The cost of a Data Migration can be thought of from two angles—the Direct Cost (how much did the services cost) and the Indirect Cost ( lost revenue due to decisions based on faulty data, downtime required to correct bad data, the public relations impact of a high visibility failure, etc).
What happens when a Data Migration goes wrong? What is the impact on your project, your business and yourself?
Project Impact
Budget: Data issues are often addressed by throwing resources at the problem as Go Live nears. While this may keep things on schedule, it causes the budget to explode and quality to suffer.
Schedule: When Data Migration goes wrong, there is a direct impact on your project. The most obvious impact may be to the project schedule, pushing back testing events or even Go Live dates, but the true impact is more widespread. Resources expected to roll onto other projects are unable to do so as they continue to support your new schedule. Timelines for these other initiatives may also need to be adjusted to work around your dates. The domino effect continues from there, hurting not just your project but your entire organization.
Inoperable Solution: No matter how much time and effort is spent configuring and customizing your new system to meet your requirements, none of it matters if the underlying data is not right. Incorrect data may cause the system to behave in unexpected ways—or even not work at all if certain constraints are violated.
Business Impact
Data Loss / Corruption: Untested Data Migrations can hide all matter of problems. Data may not migrate correctly, or at all. While risk can be mitigated with thorough testing and reconciliations, the impact of lost or transposed data cannot be overstated.
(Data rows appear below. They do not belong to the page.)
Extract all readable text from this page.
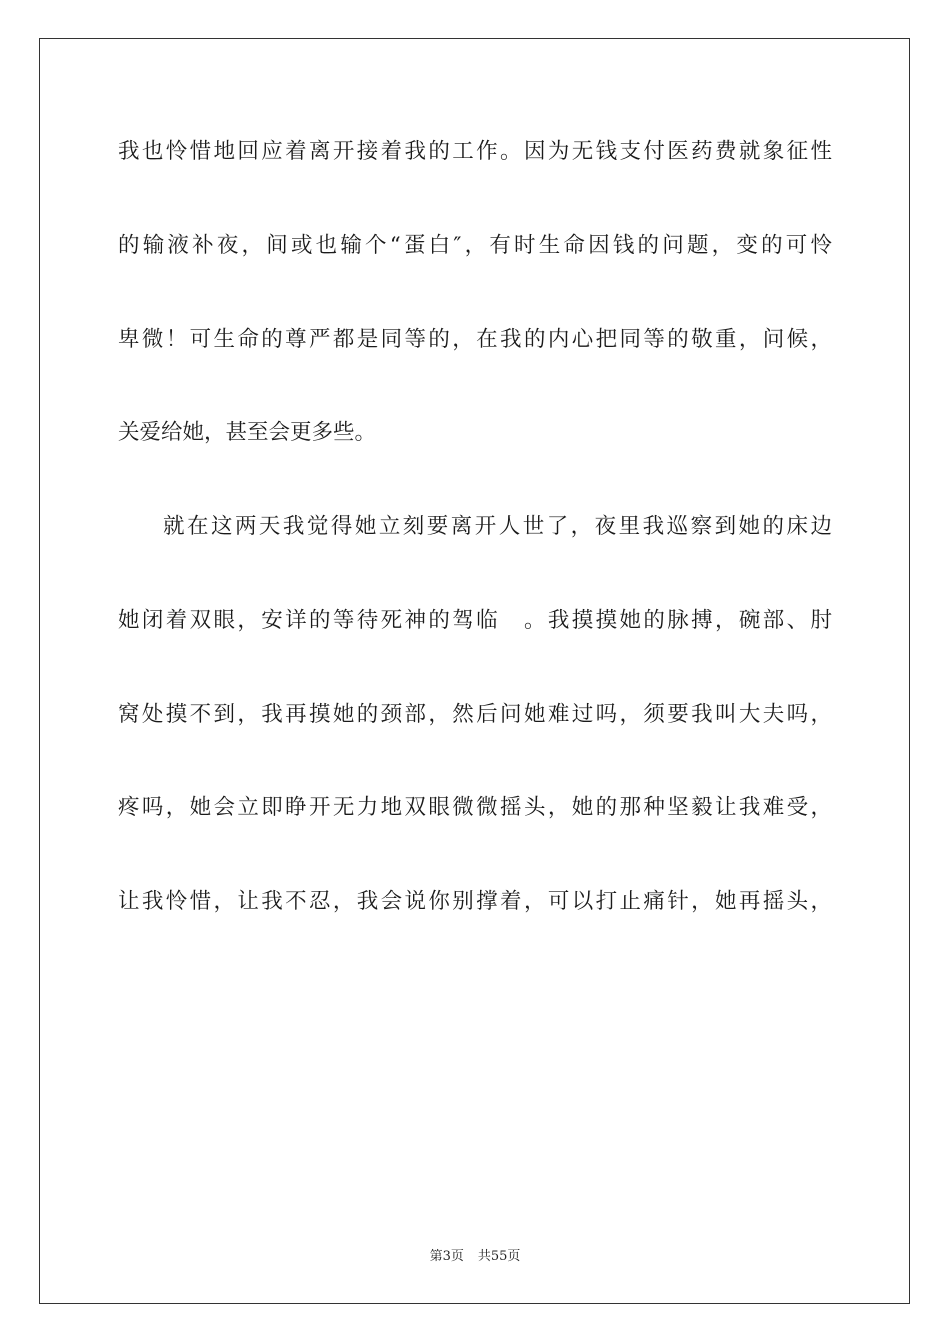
我也怜惜地回应着离开接着我的工作。因为无钱支付医药费就象征性
的输液补夜，间或也输个“蛋白″，有时生命因钱的问题，变的可怜
卑微！可生命的尊严都是同等的，在我的内心把同等的敬重，问候，
关爱给她，甚至会更多些。
就在这两天我觉得她立刻要离开人世了，夜里我巡察到她的床边
她闭着双眼，安详的等待死神的驾临　。我摸摸她的脉搏，碗部、肘
窝处摸不到，我再摸她的颈部，然后问她难过吗，须要我叫大夫吗，
疼吗，她会立即睁开无力地双眼微微摇头，她的那种坚毅让我难受，
让我怜惜，让我不忍，我会说你别撑着，可以打止痛针，她再摇头，
第3页 共55页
In addition to potential revenue loss or legal impact, for customer facing enterprises missing data can become a PR incident.
Flawed Decision Making: Reports and metrics are only as good as the data driving them. Inaccurate data leads to inaccurate forecasting and flawed decision making, which in turn impacts productivity and profitability. If inadequate attention is paid to ensuring that the data is complete, consistent, and accurate, your metrics may not be giving you a realistic picture.
Extended Downtime: Data issues identified after Go Live often need to be corrected and the corrections can cause costly downtime as they are applied. Downtime not only impacts profitability and productivity, but can also contribute to lack of trust in the new solution.
Lost Revenue: Data loss, flawed decision making and extended system downtime all contribute to lost revenue. If the system is not available to take orders or if products are not properly defined, the bottom line suffers.
Audit / Regulatory: Depending on the industry, there may be audit or regulatory statutes that dictate the depth of history that must be retained. Issues with the Data Migration may cause these requirements to be inadvertently violated.
Lack of Confidence: When the new system doesn’t act as expected or reports don’t reflect reality, they start to be seen as untrustworthy. The business will start to discount, distrust, or disregard the shiny new system and may even start agitating for a return to the old platforms or building their own workarounds.
Personal Impact
Staff Impact: Increased hours and stress caused by struggling to keep projects on schedule impacts morale, leading to disgruntled employees and higher turnover.
Leadership Impact: When incorrect data leads to flawed decision making or causes a PR disaster, the public only sees the end result—not what led to it in the first place. This reflection leads to lack of credibility, lack of confidence and personal risk for project sponsors, decision makers and stakeholders.